Friday, July 13, 2012
"Truth...suffers more by the heat of its defenders than from the arguments of its opposers." Wm Penn
It's 1992 and the decision on the Rodney King case is about to become public.
In this noir novel, P.I. Duke Rogers is asked to find a classmate for a new client. Duke gets the woman's address and gives it to the client, only to learn that the so called classmate was a TV star and the "client" was a crazed fan who killed her.
Morally, Duke feels he must find the man who murdered the actress, Teddie Matson, who is a black woman. Duke starts to ask questions but becomes involved in the heated racial tensions of East Los Angeles.
When Duke gets to the business where the brother of the actress worked, the Rodney King decision had come down and the riots began. In a very descriptive part of the story, we witness the racial hatred toward whites, Koreans and for any form of authority. People are looting and burning homes, businesses and anything that will catch fire. Duke becomes threatened because he is white but is protected by a large black man, nicknamed Tiny.
The story progresses with Duke going to the dead woman's home and trying to convince the woman's mother and brother to tell him about Teddie so he can try to find the killer.
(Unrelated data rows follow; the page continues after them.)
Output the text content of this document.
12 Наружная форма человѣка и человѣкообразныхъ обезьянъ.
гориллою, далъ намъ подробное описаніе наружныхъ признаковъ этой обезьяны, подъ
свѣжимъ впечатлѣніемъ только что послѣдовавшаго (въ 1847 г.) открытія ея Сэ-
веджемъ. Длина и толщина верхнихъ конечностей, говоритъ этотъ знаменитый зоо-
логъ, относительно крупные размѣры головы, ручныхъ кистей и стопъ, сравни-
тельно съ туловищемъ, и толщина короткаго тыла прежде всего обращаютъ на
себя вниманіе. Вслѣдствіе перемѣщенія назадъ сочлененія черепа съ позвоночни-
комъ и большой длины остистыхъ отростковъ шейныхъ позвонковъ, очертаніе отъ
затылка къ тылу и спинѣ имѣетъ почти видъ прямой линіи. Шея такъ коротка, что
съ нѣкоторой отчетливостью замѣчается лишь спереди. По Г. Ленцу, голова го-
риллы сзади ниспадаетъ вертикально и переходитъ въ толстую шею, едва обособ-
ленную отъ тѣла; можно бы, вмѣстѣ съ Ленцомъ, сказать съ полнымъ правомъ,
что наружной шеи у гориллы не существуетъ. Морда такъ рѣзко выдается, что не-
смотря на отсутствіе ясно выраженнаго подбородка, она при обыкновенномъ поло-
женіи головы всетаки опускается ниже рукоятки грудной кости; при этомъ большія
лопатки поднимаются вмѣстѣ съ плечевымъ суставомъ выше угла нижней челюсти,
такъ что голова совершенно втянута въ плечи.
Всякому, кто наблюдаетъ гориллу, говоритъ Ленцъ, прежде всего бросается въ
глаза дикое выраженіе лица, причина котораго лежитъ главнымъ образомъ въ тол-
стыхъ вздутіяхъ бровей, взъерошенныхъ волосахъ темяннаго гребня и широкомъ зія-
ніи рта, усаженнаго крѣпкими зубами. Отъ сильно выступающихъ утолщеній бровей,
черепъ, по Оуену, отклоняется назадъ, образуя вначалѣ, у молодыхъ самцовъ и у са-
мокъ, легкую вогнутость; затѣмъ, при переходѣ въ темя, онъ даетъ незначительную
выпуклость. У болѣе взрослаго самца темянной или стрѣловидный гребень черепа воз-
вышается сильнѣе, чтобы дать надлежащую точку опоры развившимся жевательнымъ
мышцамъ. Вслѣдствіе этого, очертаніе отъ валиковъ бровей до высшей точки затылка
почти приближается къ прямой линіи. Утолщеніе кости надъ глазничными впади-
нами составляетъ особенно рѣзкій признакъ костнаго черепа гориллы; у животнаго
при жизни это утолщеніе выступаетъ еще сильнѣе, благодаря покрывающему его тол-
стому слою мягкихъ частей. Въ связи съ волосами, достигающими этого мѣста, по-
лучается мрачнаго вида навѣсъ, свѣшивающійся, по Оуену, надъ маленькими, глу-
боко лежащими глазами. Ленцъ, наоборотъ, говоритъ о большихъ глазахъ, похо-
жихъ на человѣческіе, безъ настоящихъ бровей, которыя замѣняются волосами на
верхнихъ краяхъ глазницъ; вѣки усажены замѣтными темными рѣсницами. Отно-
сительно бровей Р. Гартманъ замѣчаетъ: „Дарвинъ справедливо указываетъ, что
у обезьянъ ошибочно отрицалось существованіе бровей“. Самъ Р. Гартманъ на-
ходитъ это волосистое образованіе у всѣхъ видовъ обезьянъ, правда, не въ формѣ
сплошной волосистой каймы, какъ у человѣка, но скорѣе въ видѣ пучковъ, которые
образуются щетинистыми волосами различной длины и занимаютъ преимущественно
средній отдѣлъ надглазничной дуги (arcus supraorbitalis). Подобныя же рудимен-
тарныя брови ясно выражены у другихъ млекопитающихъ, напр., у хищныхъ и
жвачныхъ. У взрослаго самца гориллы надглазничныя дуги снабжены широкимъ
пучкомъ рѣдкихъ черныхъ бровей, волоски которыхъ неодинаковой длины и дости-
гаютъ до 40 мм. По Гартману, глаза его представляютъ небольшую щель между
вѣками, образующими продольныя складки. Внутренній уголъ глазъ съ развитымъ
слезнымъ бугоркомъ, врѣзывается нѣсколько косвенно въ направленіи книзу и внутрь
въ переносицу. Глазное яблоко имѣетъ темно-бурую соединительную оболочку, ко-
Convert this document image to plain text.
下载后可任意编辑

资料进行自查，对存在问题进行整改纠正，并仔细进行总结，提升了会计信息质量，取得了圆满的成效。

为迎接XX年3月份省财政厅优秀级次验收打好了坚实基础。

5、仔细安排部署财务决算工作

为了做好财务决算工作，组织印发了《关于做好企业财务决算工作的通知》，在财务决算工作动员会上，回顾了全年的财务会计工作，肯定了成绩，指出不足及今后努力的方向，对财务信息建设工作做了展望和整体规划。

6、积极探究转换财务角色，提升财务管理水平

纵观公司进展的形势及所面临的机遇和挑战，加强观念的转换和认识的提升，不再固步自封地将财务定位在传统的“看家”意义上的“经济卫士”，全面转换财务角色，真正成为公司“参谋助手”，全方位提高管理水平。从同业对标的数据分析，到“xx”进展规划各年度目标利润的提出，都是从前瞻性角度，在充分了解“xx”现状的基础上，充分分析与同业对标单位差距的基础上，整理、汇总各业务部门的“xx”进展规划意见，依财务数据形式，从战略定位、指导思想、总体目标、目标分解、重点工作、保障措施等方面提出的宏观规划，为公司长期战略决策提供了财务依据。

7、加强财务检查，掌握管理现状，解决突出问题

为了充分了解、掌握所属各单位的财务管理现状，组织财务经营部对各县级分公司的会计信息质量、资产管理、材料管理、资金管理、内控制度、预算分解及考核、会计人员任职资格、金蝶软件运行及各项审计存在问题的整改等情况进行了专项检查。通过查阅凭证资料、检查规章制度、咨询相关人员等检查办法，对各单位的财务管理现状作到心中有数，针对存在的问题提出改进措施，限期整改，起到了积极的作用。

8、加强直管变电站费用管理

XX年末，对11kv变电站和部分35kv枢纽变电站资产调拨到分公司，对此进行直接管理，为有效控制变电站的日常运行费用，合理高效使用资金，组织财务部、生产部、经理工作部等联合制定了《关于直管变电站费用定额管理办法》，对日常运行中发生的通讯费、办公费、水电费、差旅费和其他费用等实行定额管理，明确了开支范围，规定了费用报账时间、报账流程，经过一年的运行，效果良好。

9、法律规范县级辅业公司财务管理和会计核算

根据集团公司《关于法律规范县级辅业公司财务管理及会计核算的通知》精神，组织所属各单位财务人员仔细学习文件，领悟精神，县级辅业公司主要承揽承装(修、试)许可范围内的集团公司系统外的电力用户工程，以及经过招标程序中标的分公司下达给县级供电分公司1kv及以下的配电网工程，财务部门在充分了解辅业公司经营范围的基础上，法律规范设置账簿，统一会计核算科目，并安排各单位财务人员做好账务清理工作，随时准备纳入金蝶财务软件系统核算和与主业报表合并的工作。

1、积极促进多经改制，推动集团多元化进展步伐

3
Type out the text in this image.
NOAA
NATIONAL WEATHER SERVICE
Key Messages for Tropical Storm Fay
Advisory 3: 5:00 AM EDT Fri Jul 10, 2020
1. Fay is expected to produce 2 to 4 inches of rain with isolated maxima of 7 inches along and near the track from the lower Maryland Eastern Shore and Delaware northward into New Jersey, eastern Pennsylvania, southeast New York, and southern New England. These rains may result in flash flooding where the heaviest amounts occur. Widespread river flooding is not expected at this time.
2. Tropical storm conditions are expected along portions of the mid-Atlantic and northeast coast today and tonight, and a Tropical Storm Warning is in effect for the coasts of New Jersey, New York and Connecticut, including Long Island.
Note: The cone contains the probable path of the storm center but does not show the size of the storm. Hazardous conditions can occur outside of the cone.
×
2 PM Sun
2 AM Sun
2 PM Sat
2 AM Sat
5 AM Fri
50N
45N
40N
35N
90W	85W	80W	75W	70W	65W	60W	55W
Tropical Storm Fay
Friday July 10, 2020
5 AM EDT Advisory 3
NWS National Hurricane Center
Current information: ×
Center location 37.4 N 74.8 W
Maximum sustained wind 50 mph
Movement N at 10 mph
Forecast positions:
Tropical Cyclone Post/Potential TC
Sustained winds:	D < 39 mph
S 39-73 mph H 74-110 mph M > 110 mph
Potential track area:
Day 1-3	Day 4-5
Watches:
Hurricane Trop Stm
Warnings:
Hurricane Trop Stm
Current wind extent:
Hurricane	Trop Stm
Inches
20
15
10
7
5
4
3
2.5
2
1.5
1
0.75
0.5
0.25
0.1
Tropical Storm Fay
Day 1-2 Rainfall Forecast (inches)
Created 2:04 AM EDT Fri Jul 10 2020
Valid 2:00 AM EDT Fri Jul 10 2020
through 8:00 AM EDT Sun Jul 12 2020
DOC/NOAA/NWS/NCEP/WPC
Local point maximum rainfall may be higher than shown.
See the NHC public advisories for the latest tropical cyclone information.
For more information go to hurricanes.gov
There is a secondary story about a woman named Laurie Hamilton who is being bothered by a stalker. In her case, the bothersome man is becoming more and more brazen and with the riots, the police have their hands full. Laurie doesn't know what to do so turns to Duke for help.
While the author tells an interesting story, I felt that there could be more character development. I never got to know Teddie or Laurie in order to develop a sense of sympathy for their situation. In addition, Duke is doing all of this work without being paid. I wonder where his money comes from for his expenses and everything else.
The dialogue was well done but with the racial tension at such a central part of the story, I would have liked to learn more of what some of the black characters went through to feel this hatred.
Nevertheless, I did find the novel entertaining. I think that fans of Lawrence Block and Elmore Leonard will enjoy this and I look forward to reading more from Paul D. Marks.